Standards board to require municipalities to detail risks run by their derivatives.

The Governmental Accounting Standards Board is set to issue new financial reporting guidelines requiring municipalities to disclose the risks of their derivative investments.

The guidelines require municipalities to reveal in financial statements any exposure to credit risk, market risk, and legal risk associated with derivatives and other similar investments, such as structured financial instruments like mortgage-backed securities.

Such disclosures should give investors a better sense of the risks of a government's investments, said David Bean, the board's director of research.

A draft of the proposed guidelines was distributed in October, and is scheduled to be discussed today as part of a three-day public meeting in Norwalk, Conn., which began Tuesday. The five members of the standards board are expected to approve the guidelines later this week, Bean said.

Once approved, the guidelines would become effective immediately, applying to financial statements for periods ending after Dec. 15.

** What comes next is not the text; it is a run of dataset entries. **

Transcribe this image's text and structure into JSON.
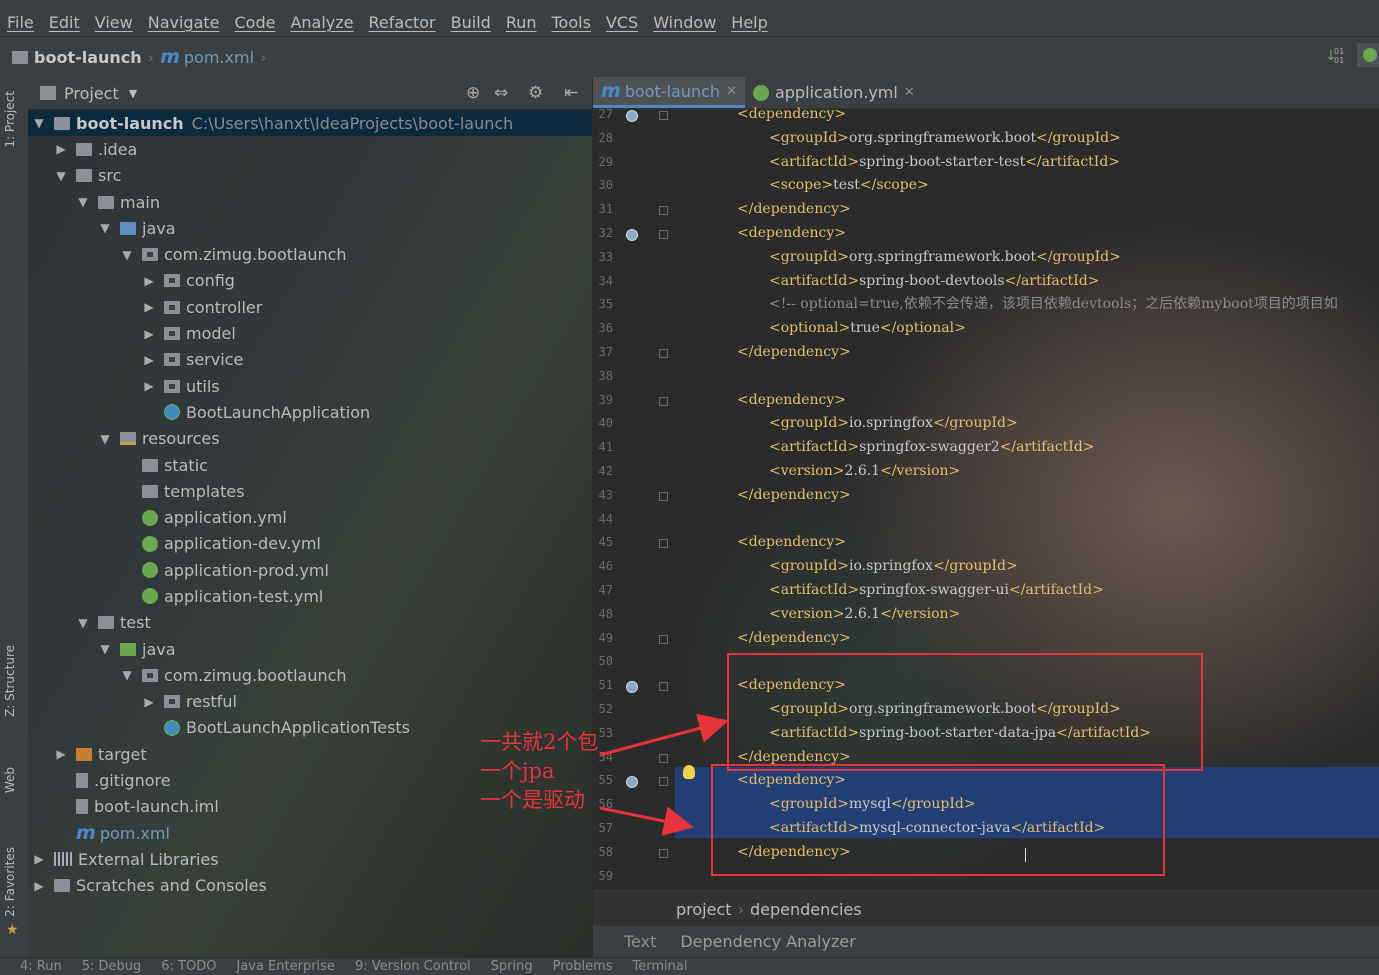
{
  "menubar": [
    "File",
    "Edit",
    "View",
    "Navigate",
    "Code",
    "Analyze",
    "Refactor",
    "Build",
    "Run",
    "Tools",
    "VCS",
    "Window",
    "Help"
  ],
  "navbar": {
    "project": "boot-launch",
    "file": "pom.xml"
  },
  "left_strip": {
    "project": "1: Project",
    "structure": "Z: Structure",
    "web": "Web",
    "favorites": "2: Favorites"
  },
  "project_panel": {
    "title": "Project",
    "tree": [
      {
        "label": "boot-launch",
        "path": "C:\\Users\\hanxt\\IdeaProjects\\boot-launch"
      },
      {
        "label": ".idea"
      },
      {
        "label": "src"
      },
      {
        "label": "main"
      },
      {
        "label": "java"
      },
      {
        "label": "com.zimug.bootlaunch"
      },
      {
        "label": "config"
      },
      {
        "label": "controller"
      },
      {
        "label": "model"
      },
      {
        "label": "service"
      },
      {
        "label": "utils"
      },
      {
        "label": "BootLaunchApplication"
      },
      {
        "label": "resources"
      },
      {
        "label": "static"
      },
      {
        "label": "templates"
      },
      {
        "label": "application.yml"
      },
      {
        "label": "application-dev.yml"
      },
      {
        "label": "application-prod.yml"
      },
      {
        "label": "application-test.yml"
      },
      {
        "label": "test"
      },
      {
        "label": "java"
      },
      {
        "label": "com.zimug.bootlaunch"
      },
      {
        "label": "restful"
      },
      {
        "label": "BootLaunchApplicationTests"
      },
      {
        "label": "target"
      },
      {
        "label": ".gitignore"
      },
      {
        "label": "boot-launch.iml"
      },
      {
        "label": "pom.xml"
      },
      {
        "label": "External Libraries"
      },
      {
        "label": "Scratches and Consoles"
      }
    ]
  },
  "editor": {
    "tabs": [
      {
        "label": "boot-launch",
        "active": true
      },
      {
        "label": "application.yml",
        "active": false
      }
    ],
    "line_numbers": [
      "27",
      "28",
      "29",
      "30",
      "31",
      "32",
      "33",
      "34",
      "35",
      "36",
      "37",
      "38",
      "39",
      "40",
      "41",
      "42",
      "43",
      "44",
      "45",
      "46",
      "47",
      "48",
      "49",
      "50",
      "51",
      "52",
      "53",
      "54",
      "55",
      "56",
      "57",
      "58",
      "59"
    ],
    "lines": [
      {
        "n": "27",
        "parts": [
          [
            "tag",
            "<dependency>"
          ]
        ]
      },
      {
        "n": "28",
        "parts": [
          [
            "tag",
            "<groupId>"
          ],
          [
            "txt",
            "org.springframework.boot"
          ],
          [
            "tag",
            "</groupId>"
          ]
        ]
      },
      {
        "n": "29",
        "parts": [
          [
            "tag",
            "<artifactId>"
          ],
          [
            "txt",
            "spring-boot-starter-test"
          ],
          [
            "tag",
            "</artifactId>"
          ]
        ]
      },
      {
        "n": "30",
        "parts": [
          [
            "tag",
            "<scope>"
          ],
          [
            "txt",
            "test"
          ],
          [
            "tag",
            "</scope>"
          ]
        ]
      },
      {
        "n": "31",
        "parts": [
          [
            "tag",
            "</dependency>"
          ]
        ]
      },
      {
        "n": "32",
        "parts": [
          [
            "tag",
            "<dependency>"
          ]
        ]
      },
      {
        "n": "33",
        "parts": [
          [
            "tag",
            "<groupId>"
          ],
          [
            "txt",
            "org.springframework.boot"
          ],
          [
            "tag",
            "</groupId>"
          ]
        ]
      },
      {
        "n": "34",
        "parts": [
          [
            "tag",
            "<artifactId>"
          ],
          [
            "txt",
            "spring-boot-devtools"
          ],
          [
            "tag",
            "</artifactId>"
          ]
        ]
      },
      {
        "n": "35",
        "parts": [
          [
            "cmt",
            "<!-- optional=true,依赖不会传递，该项目依赖devtools；之后依赖myboot项目的项目如"
          ]
        ]
      },
      {
        "n": "36",
        "parts": [
          [
            "tag",
            "<optional>"
          ],
          [
            "txt",
            "true"
          ],
          [
            "tag",
            "</optional>"
          ]
        ]
      },
      {
        "n": "37",
        "parts": [
          [
            "tag",
            "</dependency>"
          ]
        ]
      },
      {
        "n": "38",
        "parts": []
      },
      {
        "n": "39",
        "parts": [
          [
            "tag",
            "<dependency>"
          ]
        ]
      },
      {
        "n": "40",
        "parts": [
          [
            "tag",
            "<groupId>"
          ],
          [
            "txt",
            "io.springfox"
          ],
          [
            "tag",
            "</groupId>"
          ]
        ]
      },
      {
        "n": "41",
        "parts": [
          [
            "tag",
            "<artifactId>"
          ],
          [
            "txt",
            "springfox-swagger2"
          ],
          [
            "tag",
            "</artifactId>"
          ]
        ]
      },
      {
        "n": "42",
        "parts": [
          [
            "tag",
            "<version>"
          ],
          [
            "txt",
            "2.6.1"
          ],
          [
            "tag",
            "</version>"
          ]
        ]
      },
      {
        "n": "43",
        "parts": [
          [
            "tag",
            "</dependency>"
          ]
        ]
      },
      {
        "n": "44",
        "parts": []
      },
      {
        "n": "45",
        "parts": [
          [
            "tag",
            "<dependency>"
          ]
        ]
      },
      {
        "n": "46",
        "parts": [
          [
            "tag",
            "<groupId>"
          ],
          [
            "txt",
            "io.springfox"
          ],
          [
            "tag",
            "</groupId>"
          ]
        ]
      },
      {
        "n": "47",
        "parts": [
          [
            "tag",
            "<artifactId>"
          ],
          [
            "txt",
            "springfox-swagger-ui"
          ],
          [
            "tag",
            "</artifactId>"
          ]
        ]
      },
      {
        "n": "48",
        "parts": [
          [
            "tag",
            "<version>"
          ],
          [
            "txt",
            "2.6.1"
          ],
          [
            "tag",
            "</version>"
          ]
        ]
      },
      {
        "n": "49",
        "parts": [
          [
            "tag",
            "</dependency>"
          ]
        ]
      },
      {
        "n": "50",
        "parts": []
      },
      {
        "n": "51",
        "parts": [
          [
            "tag",
            "<dependency>"
          ]
        ]
      },
      {
        "n": "52",
        "parts": [
          [
            "tag",
            "<groupId>"
          ],
          [
            "txt",
            "org.springframework.boot"
          ],
          [
            "tag",
            "</groupId>"
          ]
        ]
      },
      {
        "n": "53",
        "parts": [
          [
            "tag",
            "<artifactId>"
          ],
          [
            "txt",
            "spring-boot-starter-data-jpa"
          ],
          [
            "tag",
            "</artifactId>"
          ]
        ]
      },
      {
        "n": "54",
        "parts": [
          [
            "tag",
            "</dependency>"
          ]
        ]
      },
      {
        "n": "55",
        "parts": [
          [
            "tag",
            "<dependency>"
          ]
        ]
      },
      {
        "n": "56",
        "parts": [
          [
            "tag",
            "<groupId>"
          ],
          [
            "txt",
            "mysql"
          ],
          [
            "tag",
            "</groupId>"
          ]
        ]
      },
      {
        "n": "57",
        "parts": [
          [
            "tag",
            "<artifactId>"
          ],
          [
            "txt",
            "mysql-connector-java"
          ],
          [
            "tag",
            "</artifactId>"
          ]
        ]
      },
      {
        "n": "58",
        "parts": [
          [
            "tag",
            "</dependency>"
          ]
        ]
      },
      {
        "n": "59",
        "parts": []
      }
    ],
    "breadcrumbs": [
      "project",
      "dependencies"
    ],
    "bottom_tabs": [
      "Text",
      "Dependency Analyzer"
    ]
  },
  "annotation": [
    "一共就2个包",
    "一个jpa",
    "一个是驱动"
  ],
  "tool_windows": [
    "4: Run",
    "5: Debug",
    "6: TODO",
    "Java Enterprise",
    "9: Version Control",
    "Spring",
    "Problems",
    "Terminal"
  ],
  "colors": {
    "accent": "#4a88c7",
    "annotation_red": "#e8333a",
    "xml_tag": "#e8bf6a",
    "selection": "#214283"
  }
}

The board sets standards intended to keep state and local governments in compliance with government accounting standards, or generally accepted accounting principles.

However, the board cannot compel compliance with its guidelines. If a municipality fails to comply, then the accounting firm that audits its financial statement would note an "exception," explaining in what instances the statement does not follow standard accounting procedures.

Officials with the board amended the draft guidelines following the disclosure of huge losses by Orange County, Calif.'s investment pool and the county's subsequent bankruptcy filing.

The amendment states that the same reporting requirements apply for municipalities indirectly exposed to the risk of derivative investments due to participation in a mutual fund or an investment pool.

The change requires municipalities to disclose any risks associated with "indirectly using, holding, or writing derivatives, such as through participation in a mutual fund or investment pool that holds derivatives."

"If the government has information available involving an entity's exposure risk, these disclosures are required to be made," Bean said.

If information on the risks is not available, this also must be disclosed.

Municipalities' problems with derivative and other structured investments prompted the board to create the guidelines, Bean said, although he added that such disclosures may not necessarily have prevented the crisis facing Orange County.

In crafting the document amendment, the board reviewed Orange County's June 30, 1993, financial statement, which was in compliance with current guidelines. Bean said the board does not have a copy of the county's financial statement for June 30 of this year. However, under current guidelines, this year's document should have shown that the county had engaged in reverse repurchase agreements. The market value of the transactions and any liability also should have been disclosed, he said.

Under the new guidelines, the county also would be required to disclose "the potential risks associated with those types of investments, especially the market risk," Bean said.